Rain, the one enemy of the ninja.

Why you no post Adam Halls?

Long story, combination of golden week, my parent’s recent visit, my need to clean the house on a semi-regular basis, joining the gym and something to do with the letters w i i.

But post today guys regarding pretty much my only real adventure during Golden Week. A trip to a little out of the way village near Nara known as Kasagi.

I hadn’t intended to go to Kasagi that day, I had thought I was going to go to Nara for some kind of a scavengers hunt. Apparently I thought wrong.

The plan, as it was explained to me, was to go to Nara, meet up with some of my girlfriend’s friends and wander around the town solving riddles taking photos of things we thought were the answers to the riddles.

This was wrong in pretty much every respect.

For starters, before my girlfriend and I had even reached Nara we discovered that we weren’t in fact going to Nara but instead going to a town just beyond Nara, and slightly beyond the best named town in the whole of Hyogo prefecture. Kamo, or duck.

This was fine with me albeit a little surprising. I quite like the small towns in the area just beyond Nara and Kyoto. They are full of cool surprises such as the Ninja Museum.

In fact this scavenger hunt was going to be ninja themed slightly. I had no idea in what way it would be ninja themed but I brought my ninja mask and my kunai in preparation for the possibility that I might be called upon to kill a man with my half remembered tae-kwon-do and rubber knife.

It seems that Kasagi is actually quite close to the ninja museum and the area was previously a ninja village, however it hasn’t turned this into a tourist industry like nearby Iga Ueno.

Fran and I arrived by cab having already taken three trains to get there and met up with Charlie and Sarah, the two people organising the event. They hooked us up with two free maps (neither of which had any scale and had the landmarks only in a rudimentary positional relationship to each other), a free cup of coffee and our final team member in the form of Sarah’s visiting brother, a freelance web page designer.

They also explained that the actual aim of the hunt wasn’t so much to find everything on the clue sheet as to go to all the areas on the clue sheet and take a ninja pose there. Fair enough, but apparently we weren’t just looking for places in Kasagi but in a neighbouring village that we needed to cross a mountain to get to.

Hang on a moment. Climbing a mountain?
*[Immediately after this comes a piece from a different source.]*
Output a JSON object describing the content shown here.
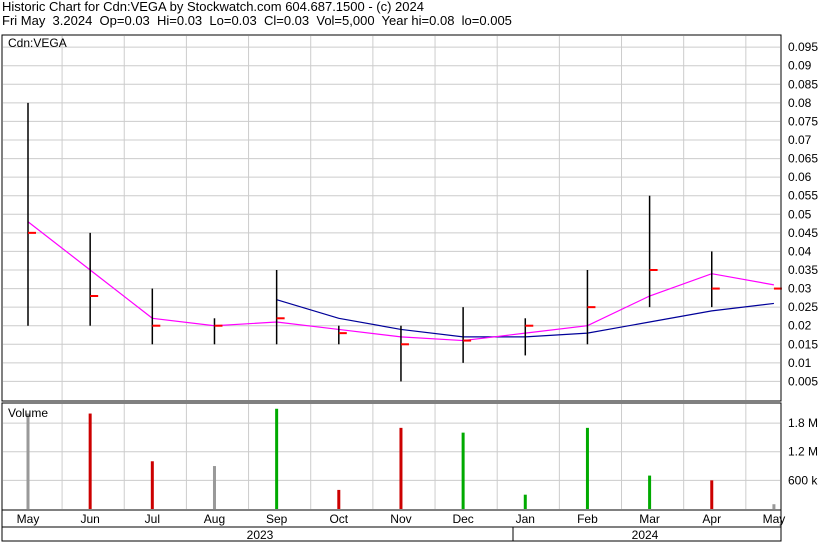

Nobody mentioned that before and neither me nor Fran were in particularly good shoes for such an endeavour.

However as we set off to go collect our photos thoughts of difficult mountain climbs were far from our minds.

They’d return.

Things started out really cool. Kasagi, like many small Japanese towns, has lots of small scale attractions. The kind of curios that it wouldn’t be worth the effort for a tourist to seek out but that are nonetheless cool little treats for we long term residents. Take for example this diorama of samurai in combat with some kind of super human rock throwing man.

Also note how the stealthy ninja dispatches the arrogant samurai. Foolish samurai!
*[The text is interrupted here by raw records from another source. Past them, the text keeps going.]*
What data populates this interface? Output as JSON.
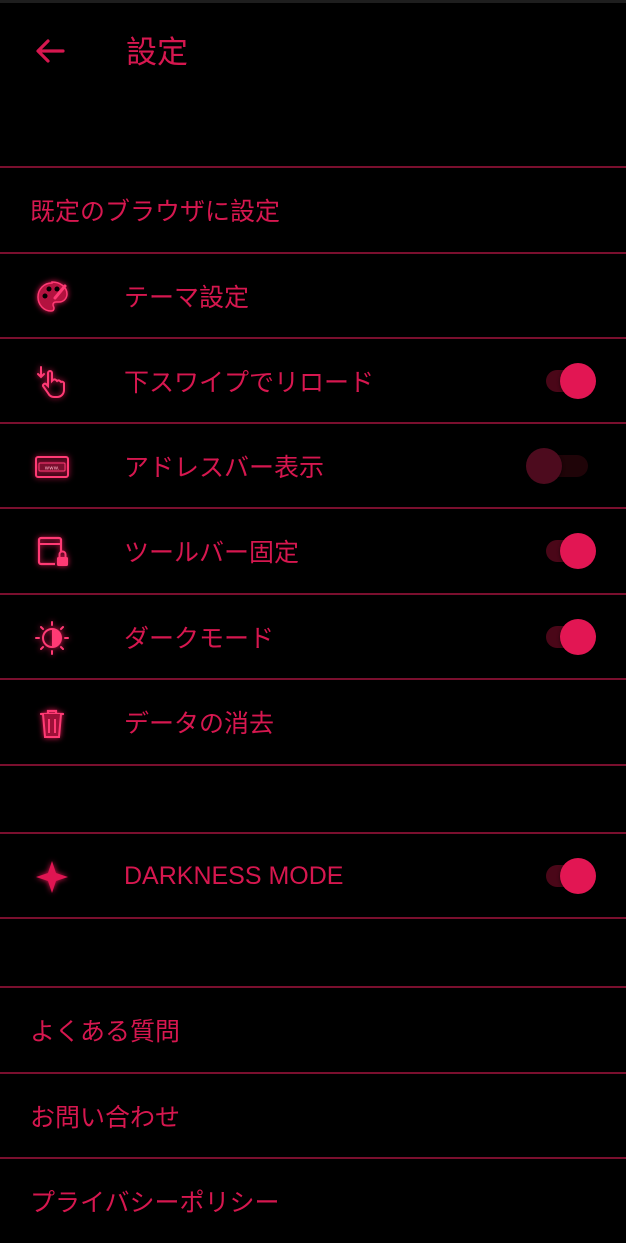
{
  "header": {
    "title": "設定",
    "back_icon": "arrow-left-icon"
  },
  "default_browser": {
    "label": "既定のブラウザに設定"
  },
  "settings": [
    {
      "key": "theme",
      "label": "テーマ設定",
      "icon": "palette-icon"
    },
    {
      "key": "pull_reload",
      "label": "下スワイプでリロード",
      "icon": "swipe-down-hand-icon",
      "toggle": true
    },
    {
      "key": "address_bar",
      "label": "アドレスバー表示",
      "icon": "address-bar-icon",
      "toggle": false
    },
    {
      "key": "toolbar_fixed",
      "label": "ツールバー固定",
      "icon": "phone-lock-icon",
      "toggle": true
    },
    {
      "key": "dark_mode",
      "label": "ダークモード",
      "icon": "brightness-icon",
      "toggle": true
    },
    {
      "key": "clear_data",
      "label": "データの消去",
      "icon": "trash-icon"
    }
  ],
  "darkness": {
    "label": "DARKNESS MODE",
    "icon": "sparkle-icon",
    "toggle": true
  },
  "info": [
    {
      "label": "よくある質問"
    },
    {
      "label": "お問い合わせ"
    },
    {
      "label": "プライバシーポリシー"
    }
  ],
  "colors": {
    "accent": "#d6174f",
    "divider": "#7a0f2e",
    "background": "#000000"
  }
}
I should probably explain why on earth Fran is posing the way she is. Well everybody had to come up with a name for their ninja team. Teenage Mutant Ninja Turtles having already been taken we opted for Adolescent Radioactive Black Belt Hamsters and Fran took it upon herself to pose like a hamster in every photo.

Hence photos such as this.

We were also commanded to do a “Ninja Disco Dance of Death.”

BEHOLD MY MIGHTY MOVES!

At one of the targets, a local onsen, we met up with one of the competing teams…

… and mercilessly slaughtered them.

There are ninja hiding here, can you spot them?

Having found all the spots in Kasagi, at about 11:30 in the morning, we set off up the mountain to get the spots on top of the mountain and head over to the next town.

This is where it all started to go wrong.

After about 40 minutes of waling we had no idea where we were and we were seriously scared that we had wandered onto the wrong mountain or done worse. The maps we had didn’t detail most of the roads we had passed and there was no sight of the peak, the turning to the next town or anybody else on the mountain.

To make matters worse it started to rain, I lost my kunai and Fran began to get serious pains in her foot. Fran had come directly from Tokyo the day before without getting any proper sleep in between and a mountain hike did not seem like the smartest plan in the world.

We gave serious consideration to retracing our steps and calling off the whole thing but at last we were emboldened by meeting up with another team on the same road. This meant we hadn’t been mistaken or lost just underestimating quite how high the climb was.

With courage restored we pressed on and finally reached the sight we had come to see, an 80 foot Buddha carved into the side of a rock.

I love Japan. I love that interesting sights like this are so common that they are hardly ever mentioned. I love turning mountain bends and been confronted by something completely unexpected and perfectly Japanese. I love that art and aesthetics find their way into seemingly everything. It’s a great country.

There was an even more interesting carving of a Buddha that had seemingly faded away over the years. Seen here with a ninja “scaling” it. It was certainly less well done than the other Buddha but I consider it more interesting because it prompts so many questions. How old is it? What did it used to look like? Why was it allowed to wear away? Just what purpose did it serve?

Having done our best ninja poses at these two spots we set off down the mountain again to get to the next town and complete all the spots there.

We would never make it.

Oh we made it to the town but the combination of heavy rain, terrible maps and a member of our combined team that was unfortunately wearing heels meant that the travelling was painfully slow going.

It was a lovely walk though. The views from the mountain top were typically grand but furthermore this may be the greenest place in the whole of Japan. It almost reminds me of dear sweet England, except for all the mountains.

It was completely deserted too. No tourists, hardly any buildings and maybe 2 or 3 cars. It is staggeringly rare in Japan to get that level of privacy and I cherished the absence of people. Particularly once we descended the mountain and the valley opened up into these really wide rice fields. It was so..spacious. Not usually an adjective one associates with Japan.

Mostly what impacted on me was the noise. In the absence of human sounds the noises of nature were noticeably louder. There were frogs EVERYWHERE. We never once saw one but the sound of their croaking was omnipresent. The rain too was thundering down and the noises it made as it rushed over roads, gurgled down drains and splashed against rivers made a kind of natural trance. For a long time we just walked and listened as nature filled all that human need for noise for us.

By the time we finally got to the other town (which is so small it isn’t listed on wikipedia and I cannot remember the name sadly) it was nearly 3 o’clock. What was supposed to be an easy hike had taken us nearly 4 hours, and worse we were supposed to survey the town and somehow make it back to Kasagi for 5 o’clock.

Simply not happening.

Instead we sussed out a bus heading back to Nara and all poured into the only restaurant in the entire town that was open. I had curry udon, a dish that consisted literally of udon noodles in curry sauce and as such not something I recommend to anyone. It wasn’t bad as such but it was deeply unsatisfying in comparison to ordinary udon or ordinary curry.

So that was Kasagi. A bit of an adventure but ultimately a frustrating one. Whilst there are many parts of it I enjoyed I can’t help but regret that we didn’t get the chance to explore further.

As for the scavenger hunt? Well we never really got to hand in our photos did we. For all I know Charlie is still waiting for us to show up.